Pélagie Gbaguidi
Pélagie Gbaguidi werd geboren in Dakar (Senegal) maar is van Beninse afkomst. Gbaguidi studeerde af in 1995 aan de École des Beaux-Arts Saint-Luc te Luik. Ze woont in Brussel.
Rond het jaar 2000 vroeg Gbaguidi zich af hoe ze haar stempel op de wereld kon zetten als kunstenaar. De digitale revolutie stond toen op een kantelpunt en begon onze perceptie van de realiteit te veranderen. Het antwoord kwam als een openbaring en lag in het dubbele bewustzijn dat ze van haar ouders had geërfd.
Gbaguidi noemt zichzelf een hedendaagse griot en gebruikt de verschillende media die de kunst haar aanbiedt om deze taak te vervullen, gaande van schilderijen, tekeningen, teksten, installaties en performances.

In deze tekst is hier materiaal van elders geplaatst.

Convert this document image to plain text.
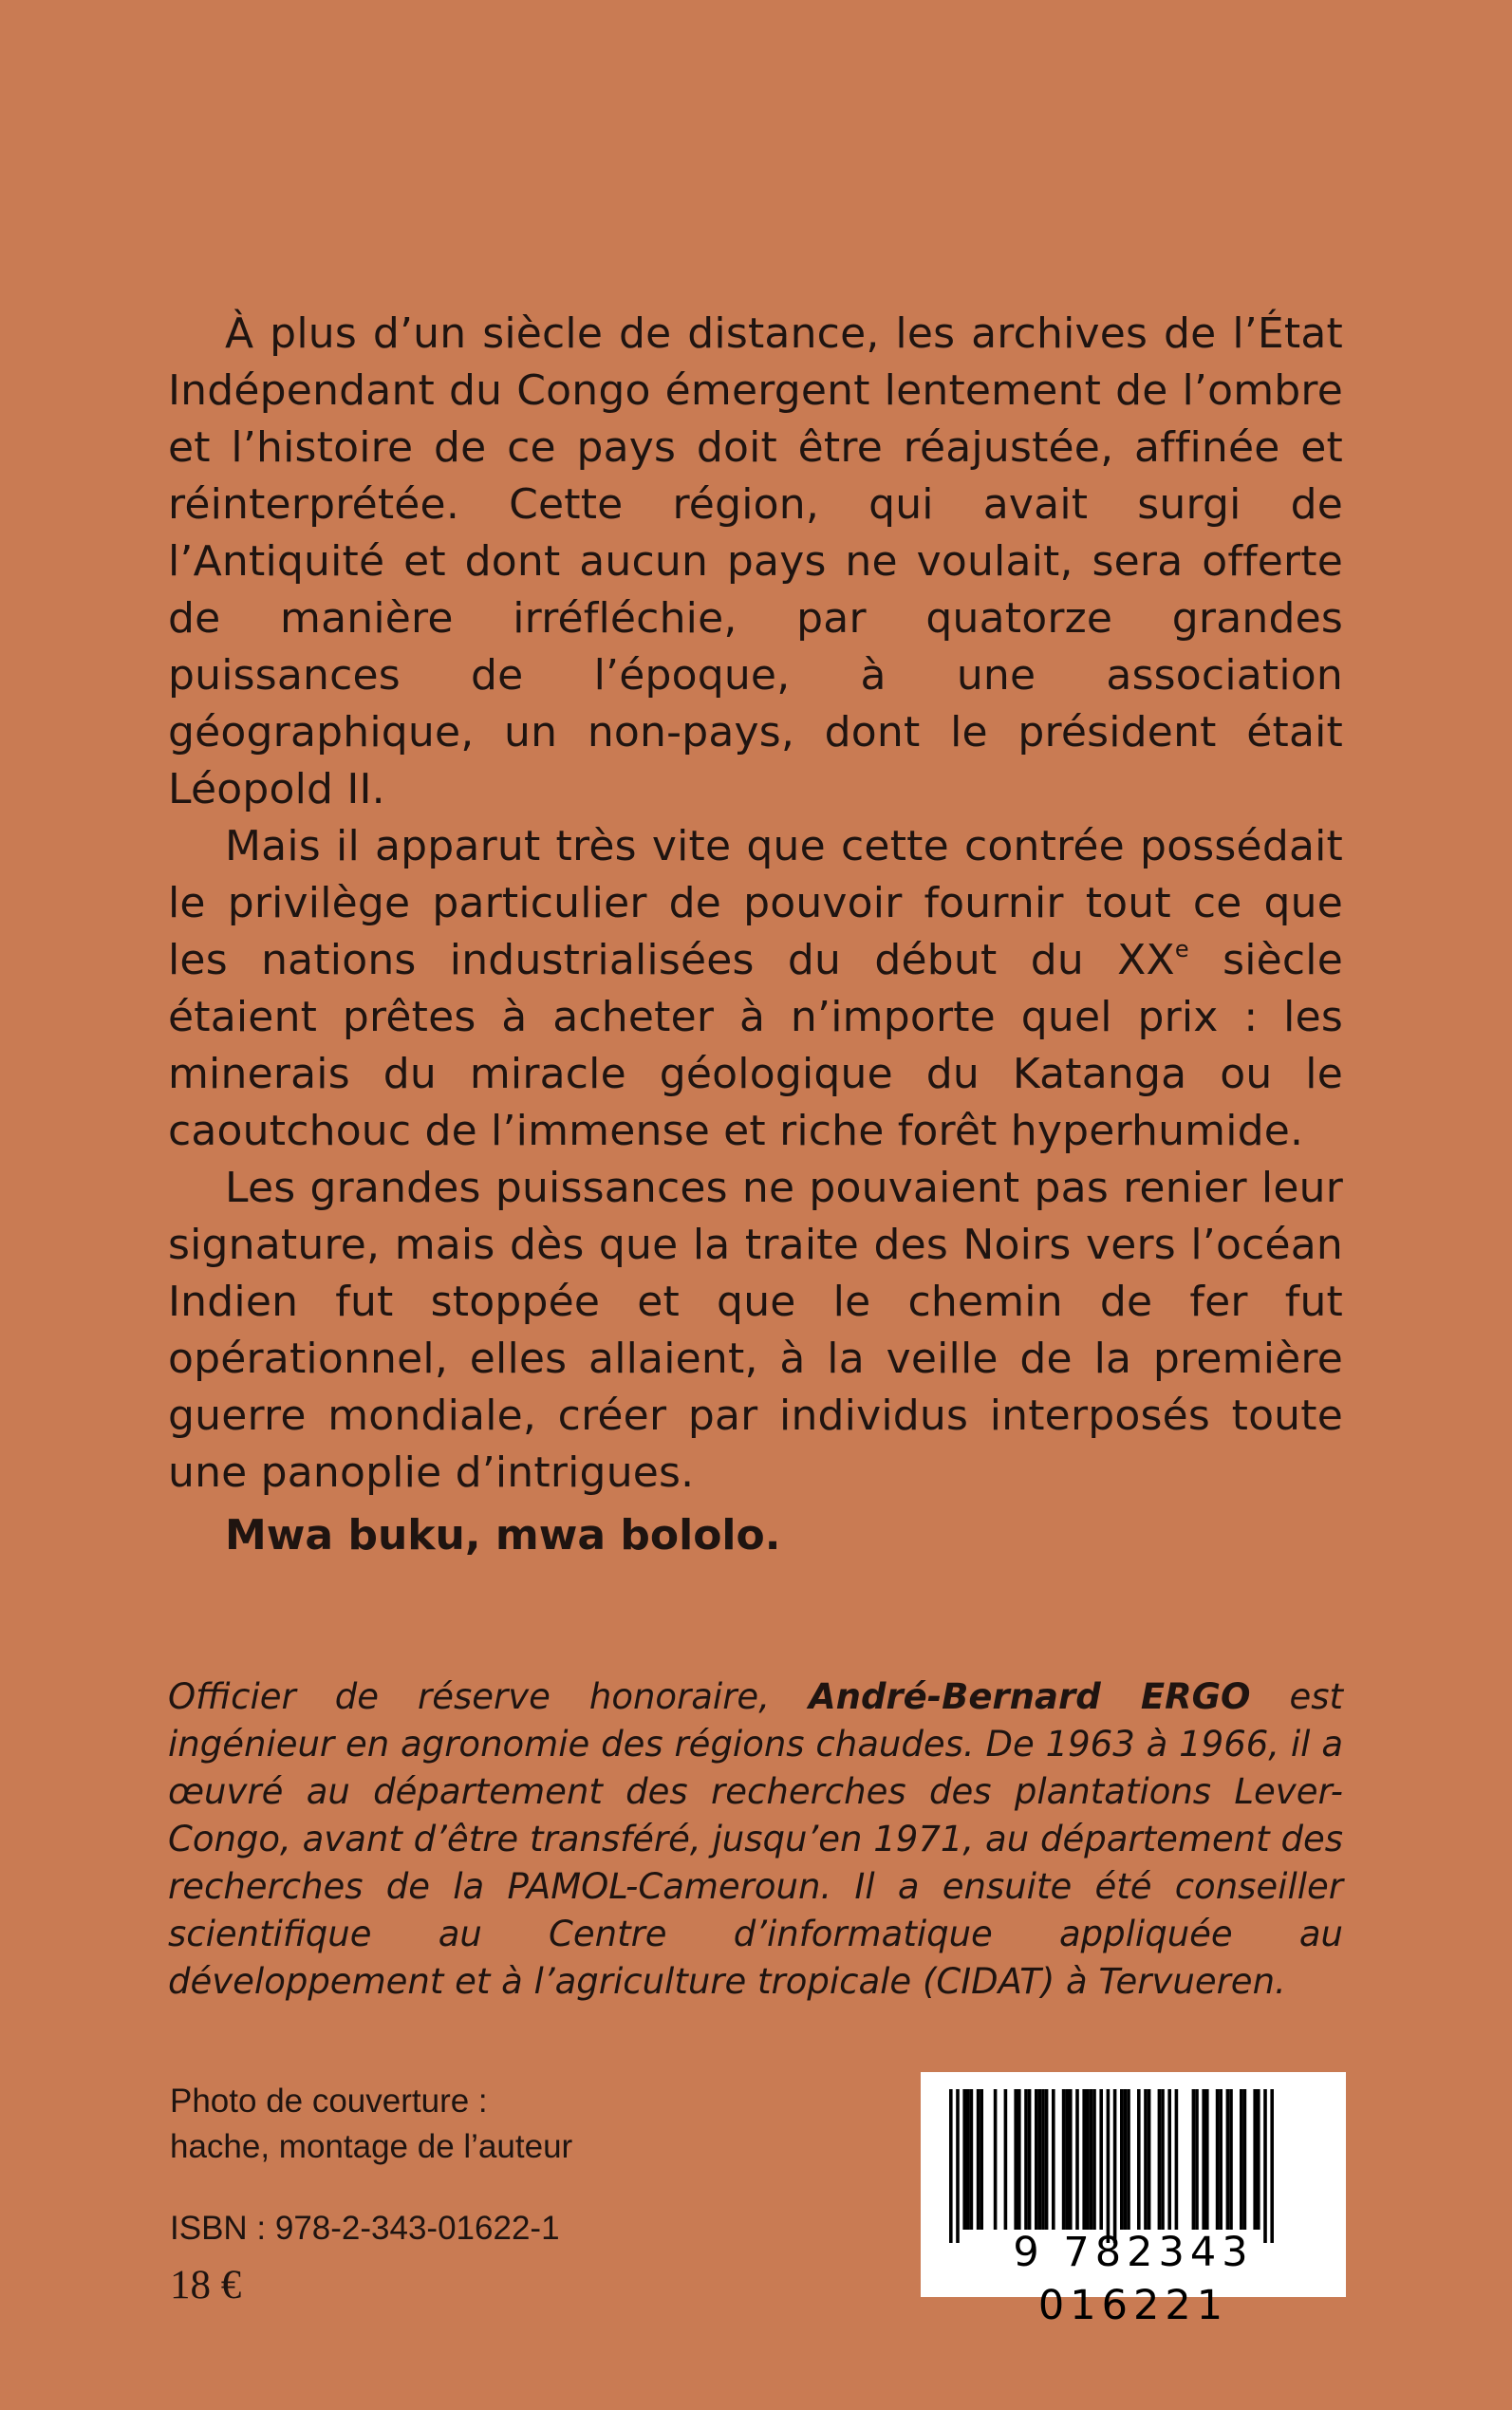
À plus d’un siècle de distance, les archives de l’État Indépendant du Congo émergent lentement de l’ombre et l’histoire de ce pays doit être réajustée, affinée et réinterprétée. Cette région, qui avait surgi de l’Antiquité et dont aucun pays ne voulait, sera offerte de manière irréfléchie, par quatorze grandes puissances de l’époque, à une association géographique, un non-pays, dont le président était Léopold II.

Mais il apparut très vite que cette contrée possédait le privilège particulier de pouvoir fournir tout ce que les nations industrialisées du début du XXe siècle étaient prêtes à acheter à n’importe quel prix : les minerais du miracle géologique du Katanga ou le caoutchouc de l’immense et riche forêt hyperhumide.

Les grandes puissances ne pouvaient pas renier leur signature, mais dès que la traite des Noirs vers l’océan Indien fut stoppée et que le chemin de fer fut opérationnel, elles allaient, à la veille de la première guerre mondiale, créer par individus interposés toute une panoplie d’intrigues.

Mwa buku, mwa bololo.

Officier de réserve honoraire, André-Bernard ERGO est ingénieur en agronomie des régions chaudes. De 1963 à 1966, il a œuvré au département des recherches des plantations Lever-Congo, avant d’être transféré, jusqu’en 1971, au département des recherches de la PAMOL-Cameroun. Il a ensuite été conseiller scientifique au Centre d’informatique appliquée au développement et à l’agriculture tropicale (CIDAT) à Tervueren.

Photo de couverture :
hache, montage de l’auteur
ISBN : 978-2-343-01622-1
18 €
9 782343 016221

Het helpt haar om zowel in het zichtbare als in het onzichtbare te verblijven. In West-Afrika zijn griots de bewaarders en ‘doorvertellers’ van de orale geschiedenis en verhalen. Zij dragen verhalen, gebeurtenissen, tradities en legenden over van ene op de andere generatie. Het zijn ook nomadische figuren die beelden, metaforen, muziek en poëzie van de voorouders laten doorleven in de huidige generatie.
Een griot is ook een tussenpersoon tussen het heden en het verleden gelinkt aan de voorouders, de natuur en de elementen. “Het heden is niet iets dat oud is”, geeft de kunstenares zelf aan, “het heden is het verleden.” Voor haar was dat dubbele bewustzijn nooit een conflict. “Het was overgeërfde rijkdom.” “De toekomst bestaat niet als we niet in het heden staan. De griot kan ons helpen om in het huidige moment te geraken, om binnen te gaan in de staat van de wereld zoals hij vandaag is, met alle contradicties en rampen. Ja”, besluit ze. “Dit is onze wereld.” (Pélagie Gbaguidi in gesprek met Sandrine Colard en Sammy Baloji naar aanleiding van de tentoonstelling Congoville, Middelheimmuseum, 2021)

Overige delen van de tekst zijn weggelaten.